Свои воспоминания Бурдуков писал в Ленинграде на исходе 1920-х годов и по понятным причинам счел за лучшее умолчать о дальнейших контактах с “кровавым бароном”, если они имели место. Он лишь кратко сообщает, что и консул, и начальник русского гарнизона Кобдо без энтузиазма отнеслись к намерению Унгерна поступить на службу к Джа-ламе, волонтерство было ему запрещено, и он вынужден был вернуться в Россию[20].
Создается впечатление, будто Унгерн тотчас же и уехал, хотя на самом деле он прожил в Кобдо более полугода. Бурдуков, часто туда наезжавший, мог с ним встречаться, мог и свозить его в недальний Гурбо-Ценхар, ставку Джа-ламы, с которым состоял в доверительных отношениях. Не похоже, чтобы Унгерн упустил возможность повидать человека, о котором тогда говорила вся Монголия. Джа-лама являл собой тот тип азиатского лидера, напрямую связанного со сверхъестественными силами, каким Унгерн позже хотел бы видеть себя самого.
«Стать императором Китая»
В начале 1930-х годов Арвид Унгерн-Штернберг начал собирать материалы для задуманной, но так и не написанной биографии своего знаменитого кузена. Он обратился к их общим родственникам с просьбой прислать воспоминания об Унгерне, в ответ последовало предостережение одного из них: “Если писать биографию Романа, опираясь только на достоверные факты, она будет бесцветной и скучной. При более художественном описании появляется опасность пополнить и без того большое количество рассказываемых о нем историй”.
Однако даже авторы, не претендовавшие на “художественность”, вставали перед загадкой внезапного превращения заурядного белого генерала в монгольского хана и “бога войны”. Истоки этой метаморфозы искали в его первой поездке в Монголию, расцвечивая ее совершенно фантастическими подробностями. Врангель писал, что в боях с китайцами он проявил чудеса храбрости, получил в награду княжеский титул и был назначен командующим всей монгольской кавалерией; другие утверждали, будто барон с шайкой головорезов грабил караваны в Гоби; третьи отсылали его к хунхузам. На самом деле, поскольку служить у Джа-ламы ему запретили, он поступил сверхштатным офицером в Верхнеудинский казачий полк, частично расквартированный в Кобдо, и жил здесь без особых приключений, надеясь, видимо, что затухающая война вспыхнет вновь. Этого, однако, не случилось. Военные действия прекратились, под нажимом русской дипломатии дело шло к признанию Пекином автономии Внешней Монголии. Весной 1914 года, получив из Благовещенска документы о своей отставке, Унгерн уехал в родной Ревель.

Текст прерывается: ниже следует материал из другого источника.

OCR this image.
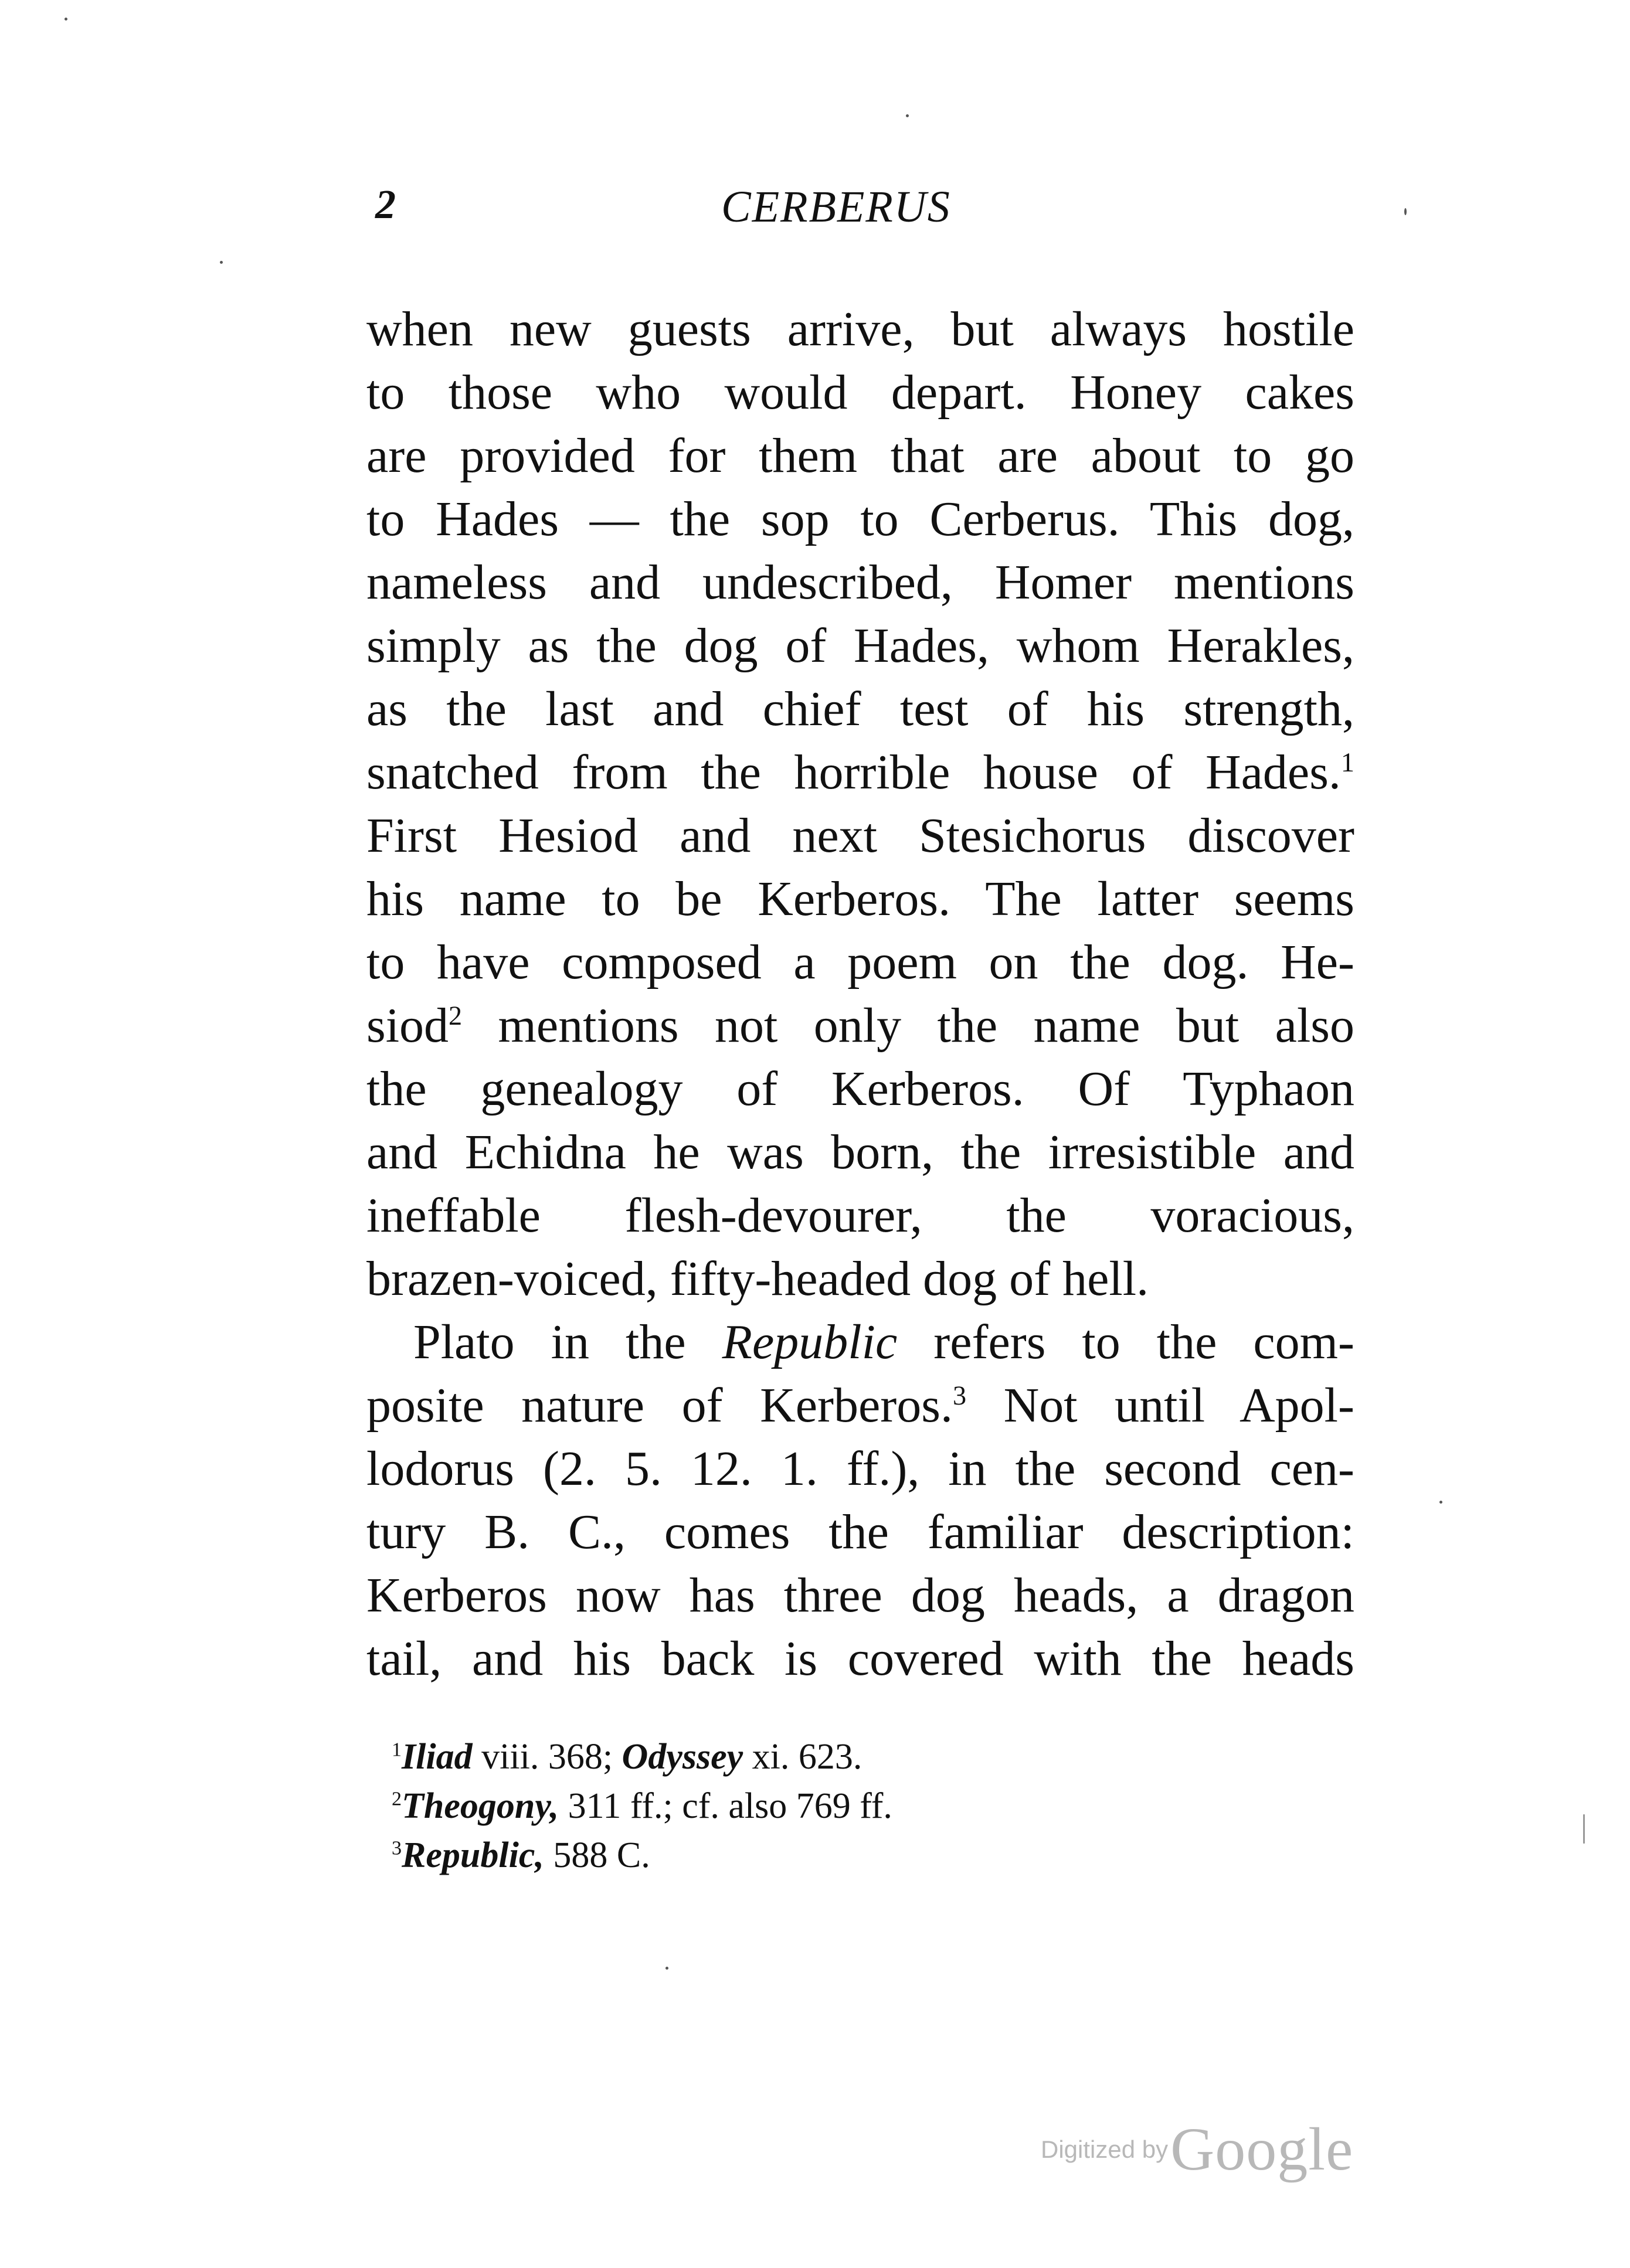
2	CERBERUS
when new guests arrive, but always hostile
to those who would depart. Honey cakes
are provided for them that are about to go
to Hades — the sop to Cerberus. This dog,
nameless and undescribed, Homer mentions
simply as the dog of Hades, whom Herakles,
as the last and chief test of his strength,
snatched from the horrible house of Hades.$^1$
First Hesiod and next Stesichorus discover
his name to be Kerberos. The latter seems
to have composed a poem on the dog. He-
siod$^2$ mentions not only the name but also
the genealogy of Kerberos. Of Typhaon
and Echidna he was born, the irresistible and
ineffable flesh-devourer, the voracious,
brazen-voiced, fifty-headed dog of hell.
Plato in the Republic refers to the com-
posite nature of Kerberos.$^3$ Not until Apol-
lodorus (2. 5. 12. 1. ff.), in the second cen-
tury B. C., comes the familiar description:
Kerberos now has three dog heads, a dragon
tail, and his back is covered with the heads
$^1$Iliad viii. 368; Odyssey xi. 623.
$^2$Theogony, 311 ff.; cf. also 769 ff.
$^3$Republic, 588 C.
Digitized by Google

Как пишет его кузен Арвид, уже тогда он “приобрел обширные познания о стране и населяющих ее людях”. По словам Князева, Унгерн “услыхал голос подлинной, мистически привлекавшей его Монголии” и “до краев наполнился настроениями”, которые вызывают “ее причудливые храмы” и “зеленые ковры необъятных падей, и люди ее, как бы ожидающие могучего толчка, чтобы пробудиться от векового сна”. Если отбросить красоты стиля и намек, что монголы дождались-таки человека, давшего им этот “могучий толчок”, все примерно так и обстояло. Унгерн говорил, что еще во время первой поездки в Халху “вера и обычаи монголов ему очень понравились”. В Кобдо он стал изучать монгольский язык, и хотя едва ли за полгода успел им овладеть, какие-то основы были заложены уже тогда. Впоследствии он будет вполне сносно на нем изъясняться.
Писали, будто в те месяцы ему удалось завязать “знакомства с князьями, гэгенами и влиятельными ламами”, но это маловероятно. Столь же сомнительно известие, будто в Кобдо, “не будучи ревностным сыном лютеранской церкви”, он втайне “принял ламаизм”. Увлечение Унгерна буддизмом – вариант обычного для людей его типа интереса к “мудрости Востока”.